A pulsating star, usually a giant star, alternately grows and shrinks in size because its outer layers move in and out due to the balance of the inward pull of gravity and the outward pressure of radiation coming from deeper layers of the star. As the star grows in size, its larger surface naturally emits more light. As it shrinks, it grows dimmer, and the cycle repeats periodically. One classic type of pulsating giant star is an RR Lyra variable star.
Eruptions on the surface of some stars are like super powerful versions of the solar flares that occur on our own Sun. Flares can cause large increases in a star's luminosity that occur unpredictably and might last for hours or days. A classic example of a flare star is UV Ceti. Other types of eruptive variables change brightness and blow out dusty winds that can strongly dim the light we see, as in T Tauri, Wolf Rayet, or R Coronae Borealis stars.

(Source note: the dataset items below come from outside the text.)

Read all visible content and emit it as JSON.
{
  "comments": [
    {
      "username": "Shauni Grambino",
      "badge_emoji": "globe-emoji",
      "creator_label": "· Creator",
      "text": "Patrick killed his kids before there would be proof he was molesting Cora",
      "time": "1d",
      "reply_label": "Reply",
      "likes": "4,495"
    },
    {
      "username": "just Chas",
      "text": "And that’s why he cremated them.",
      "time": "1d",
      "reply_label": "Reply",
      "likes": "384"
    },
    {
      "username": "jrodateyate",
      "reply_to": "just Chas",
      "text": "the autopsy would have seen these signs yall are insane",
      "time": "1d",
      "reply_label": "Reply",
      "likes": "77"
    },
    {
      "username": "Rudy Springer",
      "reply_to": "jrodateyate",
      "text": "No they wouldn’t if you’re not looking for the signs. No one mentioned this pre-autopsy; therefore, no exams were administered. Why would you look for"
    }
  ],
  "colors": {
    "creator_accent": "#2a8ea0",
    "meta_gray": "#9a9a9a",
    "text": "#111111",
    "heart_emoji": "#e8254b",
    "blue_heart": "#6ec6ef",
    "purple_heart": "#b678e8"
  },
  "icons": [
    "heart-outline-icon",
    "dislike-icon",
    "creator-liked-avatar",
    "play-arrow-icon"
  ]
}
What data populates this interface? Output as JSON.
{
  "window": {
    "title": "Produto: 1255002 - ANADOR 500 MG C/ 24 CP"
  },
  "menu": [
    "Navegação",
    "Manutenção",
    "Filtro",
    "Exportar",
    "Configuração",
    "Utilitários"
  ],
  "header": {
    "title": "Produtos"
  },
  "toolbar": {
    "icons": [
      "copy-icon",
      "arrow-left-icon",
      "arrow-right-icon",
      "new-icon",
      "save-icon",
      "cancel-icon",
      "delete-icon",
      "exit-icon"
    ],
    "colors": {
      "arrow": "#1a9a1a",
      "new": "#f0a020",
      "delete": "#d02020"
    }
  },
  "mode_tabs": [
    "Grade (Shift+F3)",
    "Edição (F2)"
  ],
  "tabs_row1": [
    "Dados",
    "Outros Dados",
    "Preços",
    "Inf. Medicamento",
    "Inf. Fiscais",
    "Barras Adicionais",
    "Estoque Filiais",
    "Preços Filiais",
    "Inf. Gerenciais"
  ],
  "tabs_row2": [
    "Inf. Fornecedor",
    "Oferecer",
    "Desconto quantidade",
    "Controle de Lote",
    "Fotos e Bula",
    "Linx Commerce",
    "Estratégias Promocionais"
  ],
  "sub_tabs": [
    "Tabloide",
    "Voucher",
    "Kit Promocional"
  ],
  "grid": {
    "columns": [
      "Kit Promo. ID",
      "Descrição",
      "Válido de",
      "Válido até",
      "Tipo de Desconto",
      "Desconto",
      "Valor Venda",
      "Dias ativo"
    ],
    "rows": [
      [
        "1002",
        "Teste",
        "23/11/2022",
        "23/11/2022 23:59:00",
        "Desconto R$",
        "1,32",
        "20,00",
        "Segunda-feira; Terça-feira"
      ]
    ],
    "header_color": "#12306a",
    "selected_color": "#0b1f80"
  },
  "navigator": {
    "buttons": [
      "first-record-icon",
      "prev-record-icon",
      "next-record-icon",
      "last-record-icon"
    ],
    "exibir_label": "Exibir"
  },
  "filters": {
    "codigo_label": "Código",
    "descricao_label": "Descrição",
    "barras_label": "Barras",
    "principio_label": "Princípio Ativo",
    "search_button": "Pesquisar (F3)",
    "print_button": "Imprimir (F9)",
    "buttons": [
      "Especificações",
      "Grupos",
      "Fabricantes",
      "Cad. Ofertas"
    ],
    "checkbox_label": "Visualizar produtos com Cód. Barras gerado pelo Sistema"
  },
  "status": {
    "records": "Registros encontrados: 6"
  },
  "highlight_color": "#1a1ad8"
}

Some stars, like supernovae, literally explode, and are completely disrupted like a bomb. What's left is often just a dense core, like a neutron star or a black hole. Other explosive variability may happen when so much matter falls onto a dense, compact star (like a white dwarf or a neutron star) that thermonuclear fusion ignites on the surface, causing luminous explosions, but not destroying the star. Explosive variability may also be called cataclysmic.
Quasars are superluminous objects powered by active supermassive black holes at the centers of distant galaxies that display random changes in brightness.
Celestial transients are energetic bursts that can be millions or billions of times brighter than the sun. Light-emitting transients can be caused e.g., by the explosive deaths of massive stars, the detonations of white dwarf stars, or mergers of the densest types of stars, the neutron stars. Since transients may burst and rapidly fade, follow-up observations to study and understand them must be prompt - often on the same night, or within a day or two.